Ted Hollamby lived at the Red House and founded the William Morris Society but was also an important architect of post-war housing. Hollamby was Senior Architect at London County Council where it was said the department was infused with the ideas of Morris and the formalism of Le Courbusier. Later he was Director of Architecture at Lambeth Council. There was massive council house building inspired by Bevan’s socialist” vision of new estates within capitalism where “the working man, the doctor and the clergyman will live in close proximity to each other”. The LCC and Lambeth were responsible for the design and construction of affordable, high quality housing projects such as Lambeth Towers, the Alton, Thamesmead, Pepys and Brandon Estates.
This reformist dream came to an ignominious end when capitalism went into crisis in the 1970’s. Ironically, Hollamby ended his career in the 1980’s working for the London Docklands Development Corporation where redevelopment of the Isle of Dogs was now private sector in creating homes for the corporate wealthy.
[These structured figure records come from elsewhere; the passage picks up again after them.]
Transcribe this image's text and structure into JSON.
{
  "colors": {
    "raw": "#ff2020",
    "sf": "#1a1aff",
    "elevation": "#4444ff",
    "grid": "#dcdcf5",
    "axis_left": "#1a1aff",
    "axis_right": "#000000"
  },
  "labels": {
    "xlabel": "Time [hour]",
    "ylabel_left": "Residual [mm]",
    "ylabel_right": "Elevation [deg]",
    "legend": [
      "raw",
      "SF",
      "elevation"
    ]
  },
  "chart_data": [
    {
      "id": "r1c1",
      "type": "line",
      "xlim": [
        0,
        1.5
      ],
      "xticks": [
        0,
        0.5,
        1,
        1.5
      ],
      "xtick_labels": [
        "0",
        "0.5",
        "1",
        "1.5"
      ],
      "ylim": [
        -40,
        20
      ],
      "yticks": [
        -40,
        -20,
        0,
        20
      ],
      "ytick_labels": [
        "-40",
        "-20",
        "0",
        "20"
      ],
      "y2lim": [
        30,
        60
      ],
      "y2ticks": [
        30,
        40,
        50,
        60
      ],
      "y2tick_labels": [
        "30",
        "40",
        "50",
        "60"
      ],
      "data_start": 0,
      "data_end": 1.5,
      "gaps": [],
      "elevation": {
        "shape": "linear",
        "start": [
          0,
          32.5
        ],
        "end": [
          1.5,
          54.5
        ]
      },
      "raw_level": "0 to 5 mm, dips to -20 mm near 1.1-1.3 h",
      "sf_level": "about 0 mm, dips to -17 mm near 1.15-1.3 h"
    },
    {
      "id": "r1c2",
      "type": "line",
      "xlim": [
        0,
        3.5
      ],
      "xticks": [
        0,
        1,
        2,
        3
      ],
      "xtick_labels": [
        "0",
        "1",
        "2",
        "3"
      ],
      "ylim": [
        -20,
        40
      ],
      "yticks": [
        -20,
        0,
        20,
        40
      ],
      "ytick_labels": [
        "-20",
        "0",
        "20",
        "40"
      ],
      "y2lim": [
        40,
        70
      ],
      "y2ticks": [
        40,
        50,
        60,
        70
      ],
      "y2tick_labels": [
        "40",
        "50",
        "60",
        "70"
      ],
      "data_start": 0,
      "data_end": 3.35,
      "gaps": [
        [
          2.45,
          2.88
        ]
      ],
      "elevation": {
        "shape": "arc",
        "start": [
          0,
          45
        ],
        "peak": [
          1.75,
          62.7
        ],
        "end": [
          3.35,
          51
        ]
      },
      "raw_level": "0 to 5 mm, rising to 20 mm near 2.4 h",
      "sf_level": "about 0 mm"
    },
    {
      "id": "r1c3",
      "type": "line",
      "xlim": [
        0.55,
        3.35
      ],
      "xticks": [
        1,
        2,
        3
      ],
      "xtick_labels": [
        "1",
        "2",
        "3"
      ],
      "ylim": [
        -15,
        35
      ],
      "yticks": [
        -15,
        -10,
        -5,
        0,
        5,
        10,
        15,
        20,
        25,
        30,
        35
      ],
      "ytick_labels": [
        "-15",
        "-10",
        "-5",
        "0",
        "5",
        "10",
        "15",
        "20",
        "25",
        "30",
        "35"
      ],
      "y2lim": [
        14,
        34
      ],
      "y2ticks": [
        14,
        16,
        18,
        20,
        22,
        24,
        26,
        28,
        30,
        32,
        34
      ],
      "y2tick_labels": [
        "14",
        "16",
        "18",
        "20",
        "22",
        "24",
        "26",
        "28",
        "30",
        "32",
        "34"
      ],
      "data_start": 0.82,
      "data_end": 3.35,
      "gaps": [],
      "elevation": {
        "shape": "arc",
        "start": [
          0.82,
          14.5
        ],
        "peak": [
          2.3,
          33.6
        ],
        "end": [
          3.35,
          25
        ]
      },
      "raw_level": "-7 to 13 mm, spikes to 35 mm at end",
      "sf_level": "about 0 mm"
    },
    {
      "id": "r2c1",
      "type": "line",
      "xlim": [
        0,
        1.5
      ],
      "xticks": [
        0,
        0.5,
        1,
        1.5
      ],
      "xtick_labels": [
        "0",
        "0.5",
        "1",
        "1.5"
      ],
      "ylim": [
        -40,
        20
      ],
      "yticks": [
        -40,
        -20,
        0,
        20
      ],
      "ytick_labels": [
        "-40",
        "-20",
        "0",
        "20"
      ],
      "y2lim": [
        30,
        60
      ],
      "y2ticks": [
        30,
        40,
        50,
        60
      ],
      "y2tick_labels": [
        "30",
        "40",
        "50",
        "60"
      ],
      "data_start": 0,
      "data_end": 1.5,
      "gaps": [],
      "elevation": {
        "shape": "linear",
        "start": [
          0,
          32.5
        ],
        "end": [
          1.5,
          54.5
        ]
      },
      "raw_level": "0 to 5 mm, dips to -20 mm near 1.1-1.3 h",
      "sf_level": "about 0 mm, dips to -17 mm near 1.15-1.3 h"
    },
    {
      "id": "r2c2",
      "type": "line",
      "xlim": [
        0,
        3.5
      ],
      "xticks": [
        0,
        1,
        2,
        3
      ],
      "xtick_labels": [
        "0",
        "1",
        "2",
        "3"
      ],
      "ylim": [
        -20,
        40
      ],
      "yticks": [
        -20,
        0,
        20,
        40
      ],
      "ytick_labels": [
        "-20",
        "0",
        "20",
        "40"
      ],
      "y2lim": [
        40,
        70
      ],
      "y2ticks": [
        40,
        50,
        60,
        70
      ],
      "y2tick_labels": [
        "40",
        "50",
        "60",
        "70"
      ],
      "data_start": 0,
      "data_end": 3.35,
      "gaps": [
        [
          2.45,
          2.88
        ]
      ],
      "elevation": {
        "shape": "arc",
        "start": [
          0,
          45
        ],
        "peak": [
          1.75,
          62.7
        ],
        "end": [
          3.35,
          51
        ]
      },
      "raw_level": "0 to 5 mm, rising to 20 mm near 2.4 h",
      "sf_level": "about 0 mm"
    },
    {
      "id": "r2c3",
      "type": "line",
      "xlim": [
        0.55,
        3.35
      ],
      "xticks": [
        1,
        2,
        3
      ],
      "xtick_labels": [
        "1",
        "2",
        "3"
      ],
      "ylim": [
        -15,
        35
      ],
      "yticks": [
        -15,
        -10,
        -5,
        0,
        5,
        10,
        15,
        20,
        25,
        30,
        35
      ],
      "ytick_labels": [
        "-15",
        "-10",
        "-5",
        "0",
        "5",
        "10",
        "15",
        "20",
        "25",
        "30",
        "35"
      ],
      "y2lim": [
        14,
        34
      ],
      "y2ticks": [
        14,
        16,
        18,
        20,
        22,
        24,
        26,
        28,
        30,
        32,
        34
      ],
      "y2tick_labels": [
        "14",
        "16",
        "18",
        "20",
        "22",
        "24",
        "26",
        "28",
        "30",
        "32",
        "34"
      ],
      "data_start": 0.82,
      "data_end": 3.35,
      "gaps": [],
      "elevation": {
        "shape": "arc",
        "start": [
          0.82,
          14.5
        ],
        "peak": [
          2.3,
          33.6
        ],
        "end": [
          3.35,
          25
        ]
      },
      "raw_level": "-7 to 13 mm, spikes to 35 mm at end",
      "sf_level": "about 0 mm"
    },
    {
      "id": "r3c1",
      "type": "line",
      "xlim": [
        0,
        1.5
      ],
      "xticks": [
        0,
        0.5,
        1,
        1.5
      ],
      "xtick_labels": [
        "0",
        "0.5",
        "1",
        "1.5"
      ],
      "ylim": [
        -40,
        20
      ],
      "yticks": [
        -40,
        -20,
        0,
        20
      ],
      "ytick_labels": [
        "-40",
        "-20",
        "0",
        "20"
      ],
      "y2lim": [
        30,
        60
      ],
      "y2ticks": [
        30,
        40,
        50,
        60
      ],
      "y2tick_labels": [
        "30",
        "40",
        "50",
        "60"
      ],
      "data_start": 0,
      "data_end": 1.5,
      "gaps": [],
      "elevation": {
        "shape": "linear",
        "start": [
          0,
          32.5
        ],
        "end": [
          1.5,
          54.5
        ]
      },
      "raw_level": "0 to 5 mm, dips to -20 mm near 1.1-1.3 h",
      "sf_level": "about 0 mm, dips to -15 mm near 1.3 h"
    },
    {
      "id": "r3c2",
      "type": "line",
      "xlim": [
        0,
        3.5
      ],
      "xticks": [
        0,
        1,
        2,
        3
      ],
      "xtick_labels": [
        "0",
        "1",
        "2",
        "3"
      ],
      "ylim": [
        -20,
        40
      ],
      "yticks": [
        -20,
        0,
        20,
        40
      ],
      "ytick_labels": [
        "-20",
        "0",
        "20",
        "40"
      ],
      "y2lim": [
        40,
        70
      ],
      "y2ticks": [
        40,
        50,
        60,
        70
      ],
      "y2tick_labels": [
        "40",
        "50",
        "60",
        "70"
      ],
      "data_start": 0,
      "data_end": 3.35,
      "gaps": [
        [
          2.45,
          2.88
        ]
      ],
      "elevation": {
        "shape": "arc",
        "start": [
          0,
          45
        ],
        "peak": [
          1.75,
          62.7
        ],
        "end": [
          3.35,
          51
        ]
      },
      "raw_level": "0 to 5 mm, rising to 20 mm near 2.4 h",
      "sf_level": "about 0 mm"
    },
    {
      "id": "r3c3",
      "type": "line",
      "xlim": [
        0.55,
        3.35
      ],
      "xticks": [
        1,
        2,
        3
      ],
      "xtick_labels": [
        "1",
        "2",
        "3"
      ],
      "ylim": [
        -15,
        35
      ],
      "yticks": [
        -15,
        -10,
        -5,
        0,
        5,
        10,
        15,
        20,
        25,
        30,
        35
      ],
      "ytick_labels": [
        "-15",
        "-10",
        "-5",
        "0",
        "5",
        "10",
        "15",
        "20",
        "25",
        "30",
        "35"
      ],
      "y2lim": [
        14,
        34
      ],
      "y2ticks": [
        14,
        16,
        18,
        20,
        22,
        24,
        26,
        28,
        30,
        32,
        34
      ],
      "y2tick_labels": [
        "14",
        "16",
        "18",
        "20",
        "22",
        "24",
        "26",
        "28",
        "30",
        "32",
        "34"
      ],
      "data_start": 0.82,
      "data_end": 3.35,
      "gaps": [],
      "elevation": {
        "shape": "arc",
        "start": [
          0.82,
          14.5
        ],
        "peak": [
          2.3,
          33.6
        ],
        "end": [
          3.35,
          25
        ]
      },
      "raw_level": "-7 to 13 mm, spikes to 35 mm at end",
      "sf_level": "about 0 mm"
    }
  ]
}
In the Studio you can find Hollamby’s book collection and Pevsner’s, but also works including Dialectical Materialism and Science by Maurice Cornforth (theorist of the Communist Party of Great Britain), Stalin’s Leninism, and Lenin articles for Iskra. The Red House used to host “impromptu CP meetings”. The CPGB adopted a reformist policy towards capitalism which was little different from the reformist Labour programme of 1945 and Bevan’s “egalitarian” vision for housing inside capitalism. Reforms to capitalism do not work in the long term. The house building of successive reformist Labour and Tory governments was eventually undone.
William Morris explicitly dismissed the whole idea of reformism in the manifesto he drafted for the Socialist League in 1885. Morris had originally been in Social Democratic Federation (SDF) but this organisation did not have the blessing of Engels, and its authoritarianism and increasing reformism led Morris and Eleanor Marx to leave and form the Socialist League. Morris died in 1896. In 1904 members left the SDF to establish the Socialist Party of Great Britain whose avowed policy is the abolition of capitalism and the introduction of socialism not reforms to capitalism.